A versatile parser writen in python.
See notes.pdf
and parse.pdf
for more info.
For a few examples, you might need to install the following packages:
nltk (for synsets)
numpy (a little bit of stats)
cluster (for clustering)
pybloom (for bloom filters)
coverage (for testing)
After installing nltk
you'll also need to download the 'wordnet' corpus.
Just run the command:
python -c "import nltk; nltk.download()"
And enter 'wordnet', then 'q' to quit.
One thorough example of this parser's capabilities is the 'buffalo.py' script. In it, the classic confusing gramatical sentence "BUFFALO BUFFALO BUFFALO BUFFALO BUFFALO BUFFALO BUFFALO BUFFALO" is parsed into it's two possible interpretations. (Yes, that's a valid english sentence.) Here's the important part of the output:
S
NP
PN
'BUFFALO':['BUFFALO']
N
'BUFFALO':['BUFFALO']
VP
V
'BUFFALO':['BUFFALO']
NP
NP
PN
'BUFFALO':['BUFFALO']
N
'BUFFALO':['BUFFALO']
RC
NP
PN
'BUFFALO':['BUFFALO']
N
'BUFFALO':['BUFFALO']
V
'BUFFALO':['BUFFALO']
**********************************************************************
S
NP
NP
PN
'BUFFALO':['BUFFALO']
N
'BUFFALO':['BUFFALO']
RC
NP
PN
'BUFFALO':['BUFFALO']
N
'BUFFALO':['BUFFALO']
V
'BUFFALO':['BUFFALO']
VP
V
'BUFFALO':['BUFFALO']
NP
PN
'BUFFALO':['BUFFALO']
N
'BUFFALO':['BUFFALO']
Another simple example is the 'actors_example.py' script.
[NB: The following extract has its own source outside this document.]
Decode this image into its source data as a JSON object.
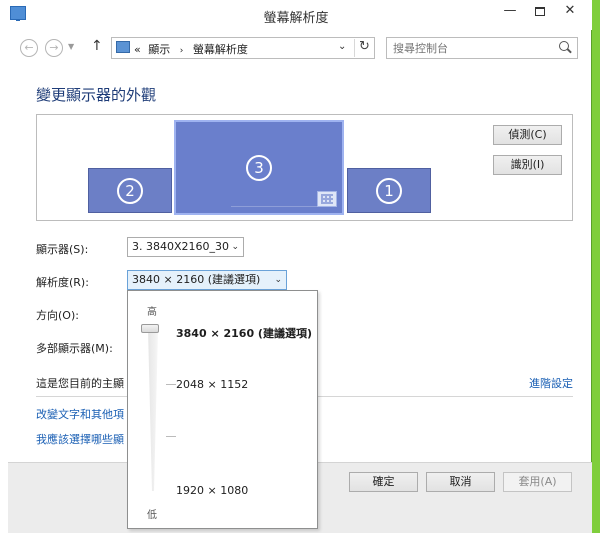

It request's input from the user, who is supposed to enter questions about the presence of an actor or actors in some movie. Here's a sample of it's input/output:
Is will smith or tom jones in Independence Day?
**********************************************************************
S
'IS':['IS']
actor_or
'actor':['WILL', 'SMITH']
actor_or
'OR':['OR']
'actor':['TOM', 'JONES']
'IN':['IN']
'film':['INDEPENDENCE', 'DAY']
**********************************************************************
Are tom hanks, will smith, and arnold schwarzenegger in the longest yard?
**********************************************************************
S
'ARE':['ARE']
actor_and
'actor':['TOM', 'HANKS']
actor_and
'actor':['WILL', 'SMITH']
actor_and
'AND':['AND']
'actor':['ARNOLD', 'SCHWARZENEGGER']
'IN':['IN']
'film':['THE', 'LONGEST', 'YARD']
**********************************************************************
This works by using sample data from the Linked Movie Database. From query result on that database, I was able to extract all of it's know actor names and movie names. Those names were then compiled into statistical models which can then determine if arbitrary strings are possibly members of those sets. From there, the models are entered as terminal symbles in a grammar which is compiled and used by the parser. It does an 'ok' job at the moment - it still needs some tweeks.
The example script 'actor_ident.py' should run without needing to install any extra software. It figures out the RDF URI of an actor that corresponds to a given (possibly mangled) name. It uses a cached SPARQL query result file and some simple user feedback; it runs in O(n) time.
Identifying 'David Blane'...
(u'David Blaine', u'http://data.linkedmdb.org/resource/actor/29856')
Identifying 'Swartzeneger'...
By 'Swartzeneger' did you mean:
1) Arnold Schwarzenegger
2) Renée Zellweger
3) John Ratzenberger
4) Pete Seeger
5) None of the above.
1
(u'Arnold Schwarzenegger', u'http://data.linkedmdb.org/resource/actor/29369')
Identifying 'Jacky Chan'...
(u'Jackie Chan', u'http://data.linkedmdb.org/resource/actor/30334')
Identifying 'Notaname'...
By 'Notaname' did you mean:
1) Nona Gaye
2) Noah Wyle
3) Stan Lee
4) Jim Rome
5) Ted Demme
6) None of the above.
6
None